Anderson e Lee finirono per citare in giudizio Warshavksy e IEG per la vendita del nastro, in quello che all’epoca era un importante caso di diritto alla privacy. Durante il processo, Anderson era incinta e temeva che lo stress avrebbe influito sulla salute del suo bambino, dal momento che aveva già subìto un aborto spontaneo. Questo però non ha impedito ai legali della parte avversaria di farla a pezzi in tribunale, in modo particolarmente misogino.

«Gli avvocati sostanzialmente hanno detto: “Sei su Playboy. Non hai diritto alla privacy”», ricorda Pam. «Mi chiedevano della mia vita sessuale. E continuavo a pensare: “Come faccio a farmi interrogare sulla mia sessualità, sulle mie preferenze, sulle parti del mio corpo e su dove mi piace fare l’amore quando parliamo di una proprietà rubata?”. Mi faceva sentire una donna orribile, ero solo un pezzo di carne. Questo non dovrebbe significare nulla per me perché sono una puttana, fondamentalmente».
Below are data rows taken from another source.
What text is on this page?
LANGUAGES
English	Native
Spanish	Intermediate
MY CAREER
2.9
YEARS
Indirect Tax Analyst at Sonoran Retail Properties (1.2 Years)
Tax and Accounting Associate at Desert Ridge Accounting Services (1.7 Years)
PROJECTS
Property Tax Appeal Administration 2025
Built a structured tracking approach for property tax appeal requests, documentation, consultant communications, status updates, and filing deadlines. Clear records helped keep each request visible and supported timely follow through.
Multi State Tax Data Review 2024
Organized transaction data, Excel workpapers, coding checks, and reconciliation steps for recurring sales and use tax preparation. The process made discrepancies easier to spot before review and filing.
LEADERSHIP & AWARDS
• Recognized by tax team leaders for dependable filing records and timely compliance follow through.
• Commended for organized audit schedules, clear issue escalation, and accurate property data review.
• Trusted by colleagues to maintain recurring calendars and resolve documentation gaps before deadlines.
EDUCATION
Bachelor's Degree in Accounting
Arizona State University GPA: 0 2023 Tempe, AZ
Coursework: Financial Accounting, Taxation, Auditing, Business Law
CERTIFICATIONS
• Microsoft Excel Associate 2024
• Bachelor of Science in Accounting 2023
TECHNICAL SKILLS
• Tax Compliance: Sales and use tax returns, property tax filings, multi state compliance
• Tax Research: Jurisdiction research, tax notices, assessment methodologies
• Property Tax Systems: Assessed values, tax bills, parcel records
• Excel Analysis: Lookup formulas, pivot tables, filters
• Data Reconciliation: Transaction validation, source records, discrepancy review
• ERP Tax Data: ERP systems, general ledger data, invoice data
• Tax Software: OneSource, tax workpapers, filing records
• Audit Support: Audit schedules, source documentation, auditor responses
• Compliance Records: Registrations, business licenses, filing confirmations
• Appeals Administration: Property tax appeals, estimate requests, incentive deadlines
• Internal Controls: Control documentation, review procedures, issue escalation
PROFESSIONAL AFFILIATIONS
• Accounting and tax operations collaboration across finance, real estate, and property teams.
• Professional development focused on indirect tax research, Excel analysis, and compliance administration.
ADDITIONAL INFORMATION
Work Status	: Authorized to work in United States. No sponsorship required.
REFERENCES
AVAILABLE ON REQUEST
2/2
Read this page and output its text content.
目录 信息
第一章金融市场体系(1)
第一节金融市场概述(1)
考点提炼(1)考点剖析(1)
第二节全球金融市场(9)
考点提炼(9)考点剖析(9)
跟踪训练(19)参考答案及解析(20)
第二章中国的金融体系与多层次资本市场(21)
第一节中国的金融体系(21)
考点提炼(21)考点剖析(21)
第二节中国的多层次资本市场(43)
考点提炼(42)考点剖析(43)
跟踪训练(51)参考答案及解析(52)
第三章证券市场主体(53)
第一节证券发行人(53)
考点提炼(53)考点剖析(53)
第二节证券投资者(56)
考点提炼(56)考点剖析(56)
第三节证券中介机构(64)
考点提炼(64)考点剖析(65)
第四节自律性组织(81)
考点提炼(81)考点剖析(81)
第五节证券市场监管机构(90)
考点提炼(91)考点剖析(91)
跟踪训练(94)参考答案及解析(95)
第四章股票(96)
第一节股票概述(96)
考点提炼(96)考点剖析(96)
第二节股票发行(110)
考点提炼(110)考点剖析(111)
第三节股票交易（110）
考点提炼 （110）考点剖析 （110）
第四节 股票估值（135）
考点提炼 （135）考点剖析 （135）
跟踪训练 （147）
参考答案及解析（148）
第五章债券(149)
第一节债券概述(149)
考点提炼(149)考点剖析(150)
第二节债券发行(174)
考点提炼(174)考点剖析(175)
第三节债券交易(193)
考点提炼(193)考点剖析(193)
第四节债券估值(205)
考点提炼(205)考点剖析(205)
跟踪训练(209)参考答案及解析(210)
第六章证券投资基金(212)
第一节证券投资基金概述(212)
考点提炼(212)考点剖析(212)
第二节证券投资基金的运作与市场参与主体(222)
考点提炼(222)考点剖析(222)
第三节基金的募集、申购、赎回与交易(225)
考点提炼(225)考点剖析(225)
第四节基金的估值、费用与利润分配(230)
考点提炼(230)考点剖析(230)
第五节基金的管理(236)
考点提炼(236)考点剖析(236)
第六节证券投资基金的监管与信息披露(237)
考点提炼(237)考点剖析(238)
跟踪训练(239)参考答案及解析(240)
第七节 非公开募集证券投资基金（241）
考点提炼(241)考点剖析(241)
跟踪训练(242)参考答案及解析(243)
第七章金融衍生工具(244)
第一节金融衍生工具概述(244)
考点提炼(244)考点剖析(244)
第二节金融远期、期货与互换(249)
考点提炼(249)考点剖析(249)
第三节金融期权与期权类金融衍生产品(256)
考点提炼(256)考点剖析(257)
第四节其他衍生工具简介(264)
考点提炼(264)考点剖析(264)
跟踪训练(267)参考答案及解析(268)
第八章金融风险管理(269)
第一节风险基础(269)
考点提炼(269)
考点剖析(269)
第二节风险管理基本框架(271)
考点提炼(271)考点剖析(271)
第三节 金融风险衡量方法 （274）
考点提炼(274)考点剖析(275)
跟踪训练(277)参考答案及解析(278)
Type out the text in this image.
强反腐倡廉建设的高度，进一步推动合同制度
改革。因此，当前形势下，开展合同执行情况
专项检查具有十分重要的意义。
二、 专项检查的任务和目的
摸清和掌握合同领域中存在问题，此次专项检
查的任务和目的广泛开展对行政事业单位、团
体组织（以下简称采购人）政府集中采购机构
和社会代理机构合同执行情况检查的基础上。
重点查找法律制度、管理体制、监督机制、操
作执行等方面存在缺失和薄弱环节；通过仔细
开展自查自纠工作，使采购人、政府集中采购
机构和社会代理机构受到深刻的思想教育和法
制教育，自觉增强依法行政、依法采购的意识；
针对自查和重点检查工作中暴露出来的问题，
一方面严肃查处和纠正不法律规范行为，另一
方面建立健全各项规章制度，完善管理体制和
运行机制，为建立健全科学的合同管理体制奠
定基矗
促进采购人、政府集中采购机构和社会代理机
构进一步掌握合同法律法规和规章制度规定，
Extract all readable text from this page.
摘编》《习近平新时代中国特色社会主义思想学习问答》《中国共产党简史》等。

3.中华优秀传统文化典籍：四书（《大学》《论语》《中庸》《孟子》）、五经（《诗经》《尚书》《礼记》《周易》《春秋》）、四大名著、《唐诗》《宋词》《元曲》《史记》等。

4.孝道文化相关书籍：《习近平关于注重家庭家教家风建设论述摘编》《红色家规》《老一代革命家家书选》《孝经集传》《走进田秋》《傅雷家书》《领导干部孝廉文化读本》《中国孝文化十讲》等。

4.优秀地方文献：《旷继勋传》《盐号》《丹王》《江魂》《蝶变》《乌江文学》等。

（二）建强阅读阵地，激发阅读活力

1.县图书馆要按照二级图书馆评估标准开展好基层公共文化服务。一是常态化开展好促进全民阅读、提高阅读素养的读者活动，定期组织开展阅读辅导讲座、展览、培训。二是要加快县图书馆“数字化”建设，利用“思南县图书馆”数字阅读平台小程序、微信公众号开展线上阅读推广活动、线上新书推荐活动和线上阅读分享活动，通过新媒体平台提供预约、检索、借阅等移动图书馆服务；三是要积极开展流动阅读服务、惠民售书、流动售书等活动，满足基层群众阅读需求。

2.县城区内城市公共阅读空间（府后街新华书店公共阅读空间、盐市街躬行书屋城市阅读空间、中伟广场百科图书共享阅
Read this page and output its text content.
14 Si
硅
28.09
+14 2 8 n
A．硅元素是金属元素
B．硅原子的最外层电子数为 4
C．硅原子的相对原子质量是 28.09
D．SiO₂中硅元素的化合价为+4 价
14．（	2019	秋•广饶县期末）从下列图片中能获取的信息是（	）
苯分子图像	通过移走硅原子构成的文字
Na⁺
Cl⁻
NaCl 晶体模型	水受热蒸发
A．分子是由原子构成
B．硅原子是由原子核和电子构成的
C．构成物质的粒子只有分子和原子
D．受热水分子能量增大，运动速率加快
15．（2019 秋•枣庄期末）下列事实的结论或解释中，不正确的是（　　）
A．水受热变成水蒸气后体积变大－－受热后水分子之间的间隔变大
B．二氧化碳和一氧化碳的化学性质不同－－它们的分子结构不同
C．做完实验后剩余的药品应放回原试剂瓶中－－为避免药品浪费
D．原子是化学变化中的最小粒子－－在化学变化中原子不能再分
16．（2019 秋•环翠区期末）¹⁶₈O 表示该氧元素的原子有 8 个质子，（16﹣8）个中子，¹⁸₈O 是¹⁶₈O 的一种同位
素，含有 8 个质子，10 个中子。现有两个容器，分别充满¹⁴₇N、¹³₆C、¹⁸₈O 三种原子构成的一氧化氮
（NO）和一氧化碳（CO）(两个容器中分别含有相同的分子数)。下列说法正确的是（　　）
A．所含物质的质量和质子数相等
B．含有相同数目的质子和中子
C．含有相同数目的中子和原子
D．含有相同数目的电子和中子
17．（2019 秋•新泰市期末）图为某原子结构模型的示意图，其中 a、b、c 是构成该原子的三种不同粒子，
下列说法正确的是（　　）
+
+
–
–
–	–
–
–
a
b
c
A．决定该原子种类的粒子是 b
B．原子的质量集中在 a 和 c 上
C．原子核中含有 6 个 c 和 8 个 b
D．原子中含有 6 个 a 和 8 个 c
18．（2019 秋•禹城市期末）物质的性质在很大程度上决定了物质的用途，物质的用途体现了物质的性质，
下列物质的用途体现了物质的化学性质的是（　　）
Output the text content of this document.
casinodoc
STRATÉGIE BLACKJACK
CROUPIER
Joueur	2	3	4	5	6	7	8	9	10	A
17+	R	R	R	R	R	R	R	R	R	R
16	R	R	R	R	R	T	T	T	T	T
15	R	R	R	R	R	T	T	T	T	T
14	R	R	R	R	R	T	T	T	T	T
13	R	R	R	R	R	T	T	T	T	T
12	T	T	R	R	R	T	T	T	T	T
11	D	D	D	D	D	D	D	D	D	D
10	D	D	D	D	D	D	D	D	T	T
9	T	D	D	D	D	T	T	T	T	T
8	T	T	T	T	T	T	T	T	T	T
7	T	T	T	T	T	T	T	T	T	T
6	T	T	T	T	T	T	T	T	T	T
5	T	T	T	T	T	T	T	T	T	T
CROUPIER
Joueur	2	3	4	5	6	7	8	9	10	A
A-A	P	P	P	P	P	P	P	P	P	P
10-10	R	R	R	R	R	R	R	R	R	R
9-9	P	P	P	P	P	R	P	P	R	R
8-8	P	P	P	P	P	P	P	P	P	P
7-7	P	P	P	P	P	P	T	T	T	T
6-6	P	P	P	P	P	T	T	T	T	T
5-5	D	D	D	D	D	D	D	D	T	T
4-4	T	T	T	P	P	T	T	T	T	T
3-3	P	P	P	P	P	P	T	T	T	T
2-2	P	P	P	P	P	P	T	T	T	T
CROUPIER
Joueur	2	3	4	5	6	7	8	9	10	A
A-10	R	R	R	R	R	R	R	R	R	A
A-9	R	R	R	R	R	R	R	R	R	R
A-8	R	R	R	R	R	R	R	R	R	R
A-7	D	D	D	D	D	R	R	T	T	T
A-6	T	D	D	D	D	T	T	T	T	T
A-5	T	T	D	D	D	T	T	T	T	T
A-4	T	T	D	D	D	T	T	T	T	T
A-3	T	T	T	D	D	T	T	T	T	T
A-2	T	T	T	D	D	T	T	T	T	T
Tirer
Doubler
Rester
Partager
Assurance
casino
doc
Pamela Anderson con il suo cane nel documentario. Foto: Netflix

E continua: «Mi è sembrato uno stupro. Non voglio tirare fuori qualcosa di veramente pesante della mia infanzia, ma quando sono stata attaccata da questo ragazzo, ho pensato che tutti lo sapessero. E quando il nastro è stato rubato, mi sembrava la stessa cosa. Le deposizioni sono state così brutali. Ricordo di averli guardati pensando: “Perché mi odiano così tanto? Perché questi uomini mi odiano così tanto?!”».

Alla fine, per proteggere la salute del loro futuro bambino e sollevare Anderson da quel trattamento infernale, la coppia ha accettato di chiudere il caso, anche se Pamela afferma: «Non ci abbiamo mai guadagnato un centesimo. E odio quando la gente dice che abbiamo fatto un accordo. Non è mai successo, abbiamo detto a tutti di sparire. Non è possibile dare un valore al dolore e alla sofferenza che hanno causato».

Mentre discute della saga del sex tape e del suo successivo trattamento da parte dei media, Anderson è visibilmente scossa. Dice ai produttori che non si sente molto bene e fa una passeggiata per schiarirsi le idee.

L’intera faccenda però è tornata in auge con Pam & Tommy, una miniserie prodotta da Seth Rogen, con Lily James nei panni di Anderson e Sebastian Stan in quelli di Lee, che racconta non solo la loro storia d’amore, ma anche il furto e la produzione di massa del sex tape. La vediamo nel documentario alle prese con l’uscita della serie in tempo reale: «Mi fa davvero venire gli incubi, stanotte non ho dormito per niente. Non ho alcun desiderio di guardarla», afferma. «Non la vedrò. Non ho mai guardato il nastro e non guarderò questa serie. Chissà come rappresenteranno tutto. Nessuno sa cosa stavamo passando in quel momento. Avrebbero dovuto avere il mio permesso». E continua: «Mi sembra di ritornare a quando il video è stato rubato. Fondamentalmente sei solo una cosa di proprietà del mondo, appartieni a loro. Mi sento come se… ignorali. Lascia perdere».